Re: [PATCH 10/43] xfs: make metabtree reservations global

"Darrick J. Wong" <djwong@xxxxxxxxxx> · Thu, 6 Feb 2025 20:24:54 -0800

On Fri, Feb 07, 2025 at 05:18:48AM +0100, Christoph Hellwig wrote:
> On Thu, Feb 06, 2025 at 12:50:21PM -0800, Darrick J. Wong wrote:
> > On Thu, Feb 06, 2025 at 07:44:26AM +0100, Christoph Hellwig wrote:
> > > Currently each metabtree inode has it's own space reservation to ensure
> > > it can be expanded to the maximum size.  This is not very efficient as it
> > > requires a large number of blocks to be set aside that can't be used at
> > > all by other btrees.
> > > 
> > > Switch to a model that uses a global pool instead in preparation for
> > > reducing the amount of reserved space.
> > 
> > ...because inodes draw from the global pool, so there's no reason to
> > compartmentalize each rt rmap btree's reservation like we do for per-AG
> > rmap btrees, right?
> 
> Yes.
> 
> > > -	to_resv = ip->i_meta_resv_asked - (ip->i_nblocks + ip->i_delayed_blks);
> > > +	to_resv = mp->m_metafile_resv_target -
> > > +		(mp->m_metafile_resv_used + mp->m_metafile_resv_avail);
> > 
> > This separates accounting of the usage of the metadata btree (e.g.
> > rtrmapbt) from i_blocks, which is a convenient way to fix an accounting
> > bug if ever there's a metadir inode with a big enough xattr structure
> > that it blows out into a real ondisk block. So far I don't think that
> > happens in practice, but it's not impossible.
> > 
> 
> Heh.  I didn't think of that, but yes even if very theoretical at the
> moment.
> 
> > Clearly, the mapping of before to after is:
> > 
> > i_meta_resv_asked	-> m_metafile_resv_target
> > i_nblocks		-> m_metafile_resv_used
> > i_delayed_blks		-> m_metafile_resv_avail
> > 
> > Makes sense.  And I guess we still consider the reservations as "delayed
> > allocations" in the sense that we subtract from fdblocks and put the
> > same quantity into m_delalloc_blks.
> 
> Yes.
> 
> > > @@ -932,13 +932,17 @@ xrep_reap_metadir_fsblocks(
> > >  	xfs_rmap_ino_bmbt_owner(&oinfo, sc->ip->i_ino, XFS_DATA_FORK);
> 
> ...
> 
> > > +	/*
> > > +	 * Resize the reservations so that we don't fail to expand the btree.
> > > +	 */
> > > +	return xfs_metafile_resv_init(sc->mp);
> > 
> > I'm not sure this fixes the reservation correctly -- let's say we have a
> > busted btree inode with a 100 fsblock reservation that was using 20 fsb.
> > At mount, we'll have called xfs_dec_fdblocks for 100 - 20 = 80 fsb:
> > 
> > 	hidden_space = target - used;
> > 	xfs_dec_fdblocks(mp, hidden_space, true);
> > 
> > Then we rebuild it with a more compact 18 fsb btree.  Now we run
> > xfs_metafile_resv_init and it thinks it needs to call xfs_dec_fdblocks
> > for 100 - 18 = 82 fsb.  But we already reserved 80 for this file, so the
> > correct thing to do here is to xfs_dec_fdblocks 2fsb from fdblocks, not
> > another 82.
> 
> Hmm, yes.  If only we had a good test for this :)

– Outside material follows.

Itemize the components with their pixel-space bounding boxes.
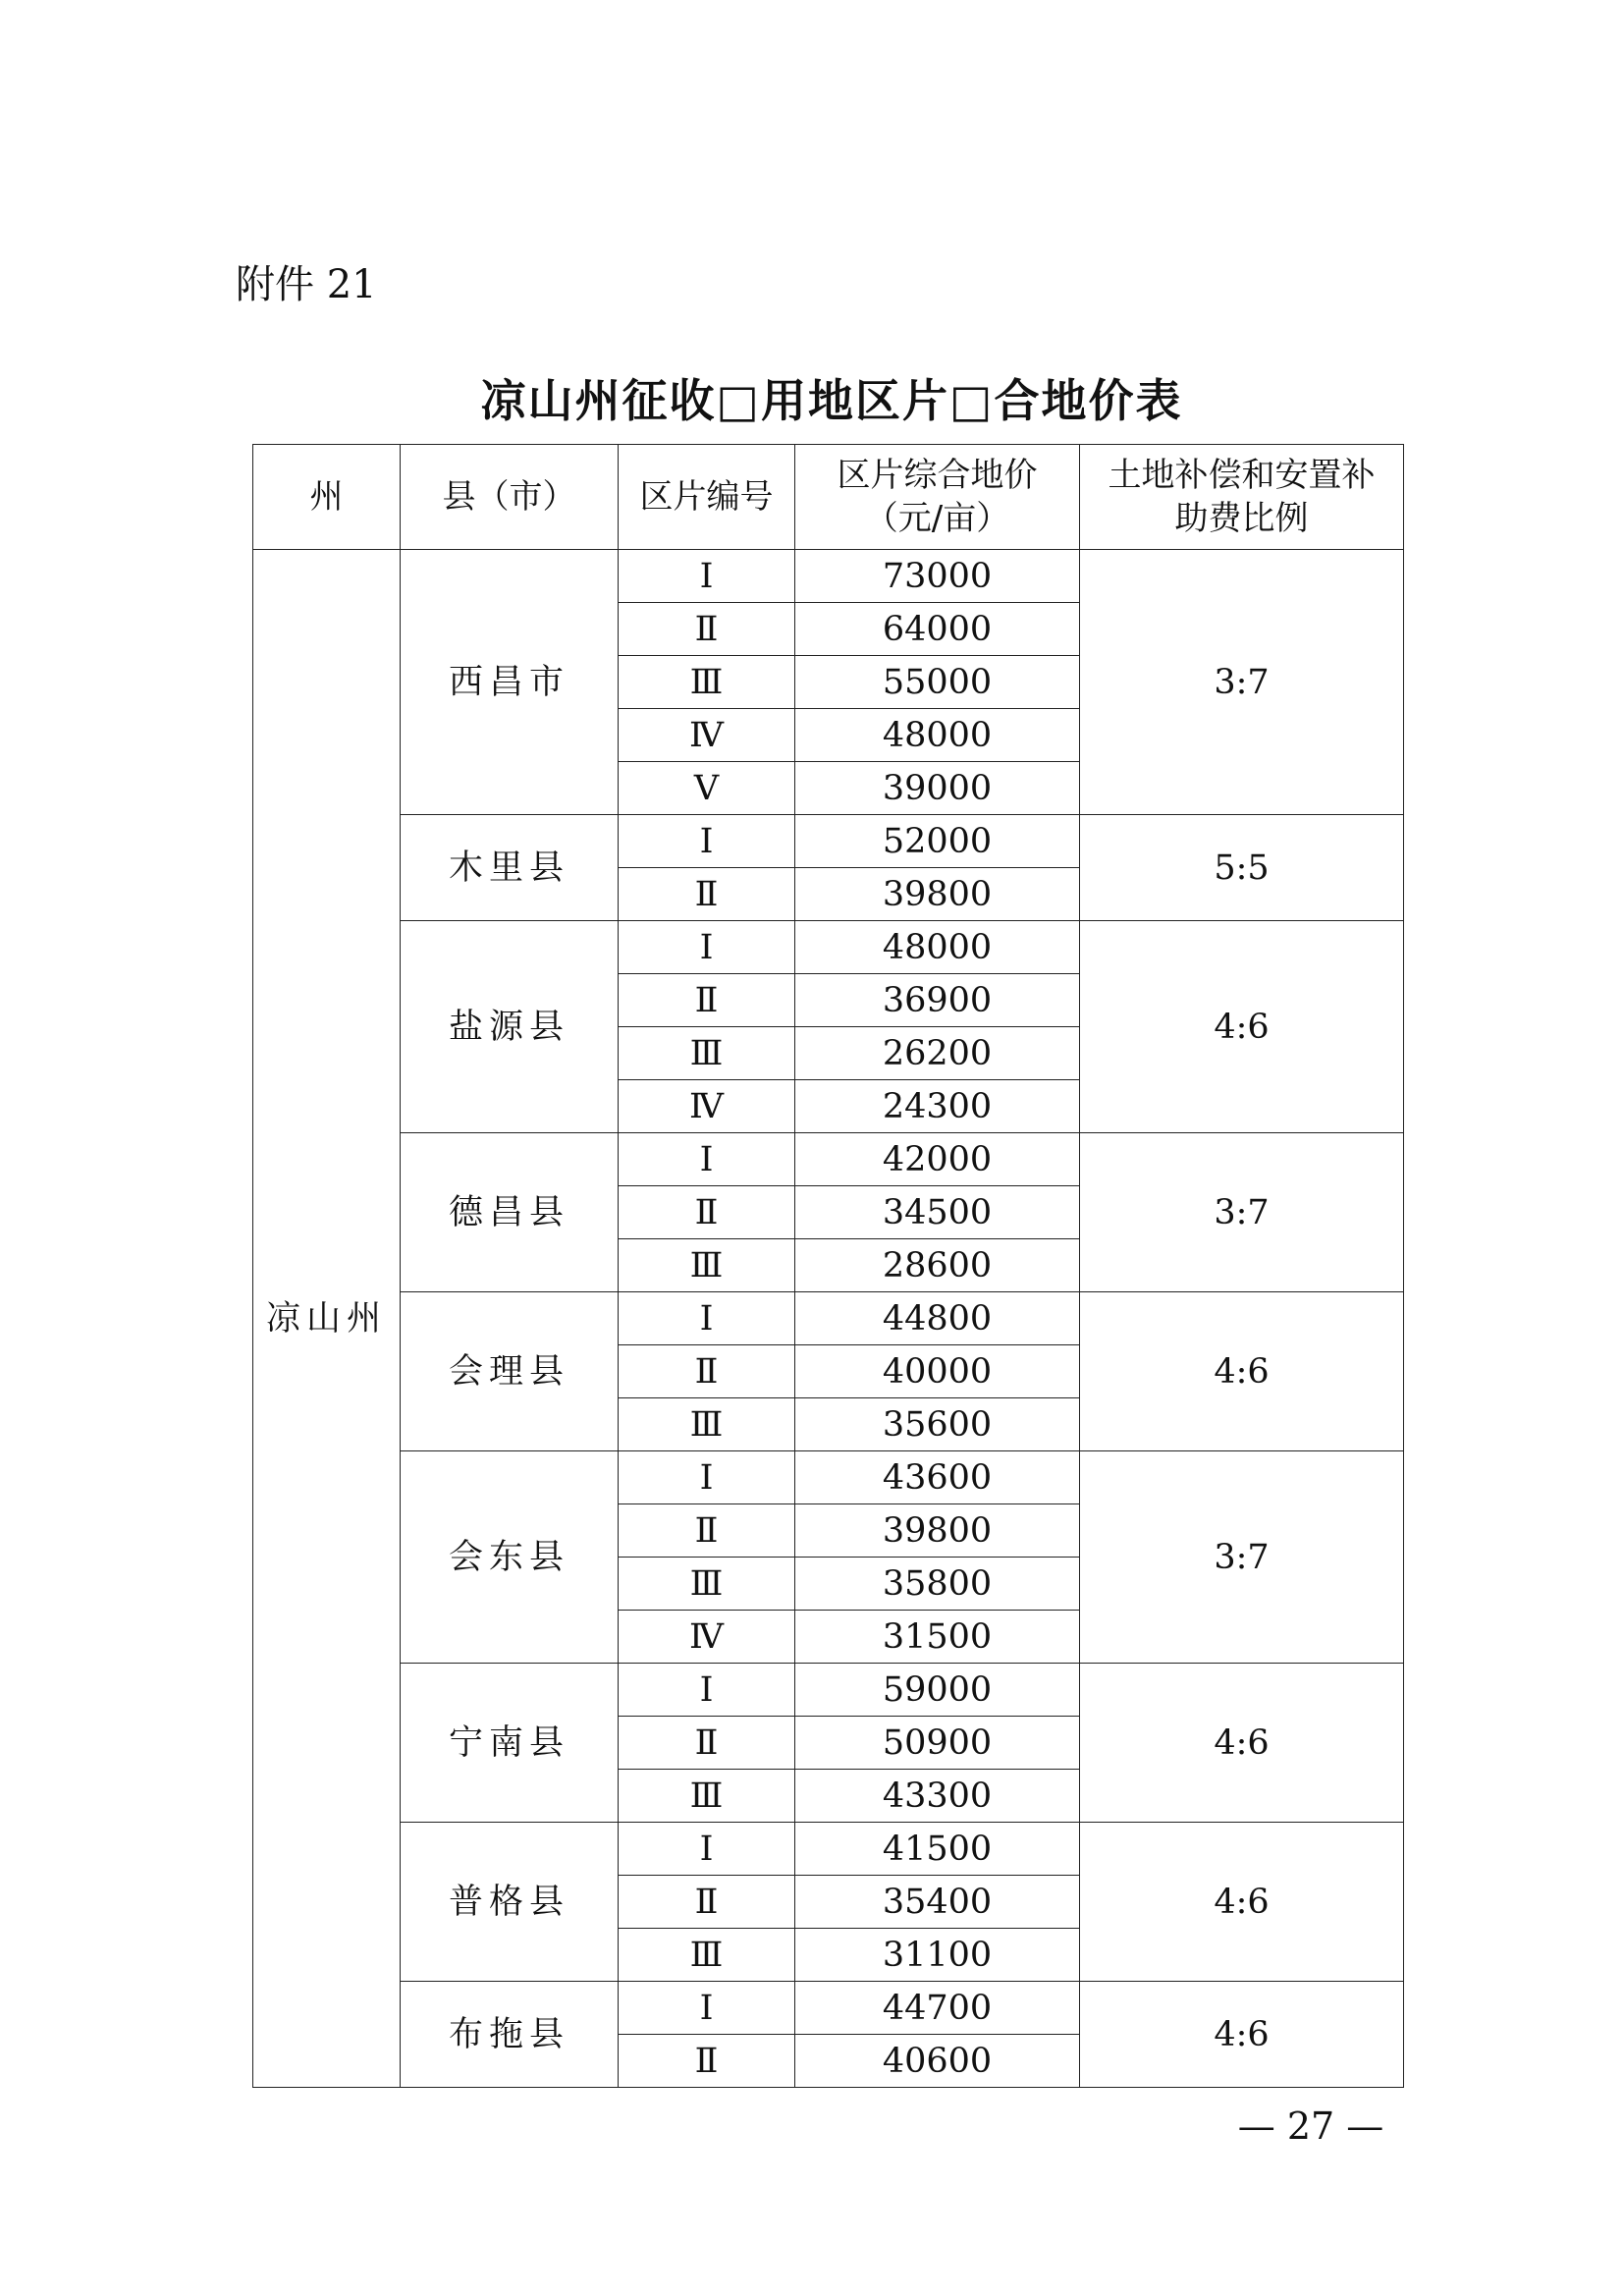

You could populate an rt filesystem with a lot of small mappings, then
use magic debug switches to xfs_repair to rebuild the rt btrees with
half full leaf and node blocks, and then force online repair to rebuild
it.  Then it'll rebuild them with 75% full blocks.  Come to think of it,
IIRC online repair also has secret debug knobs for that kind of thing.

--D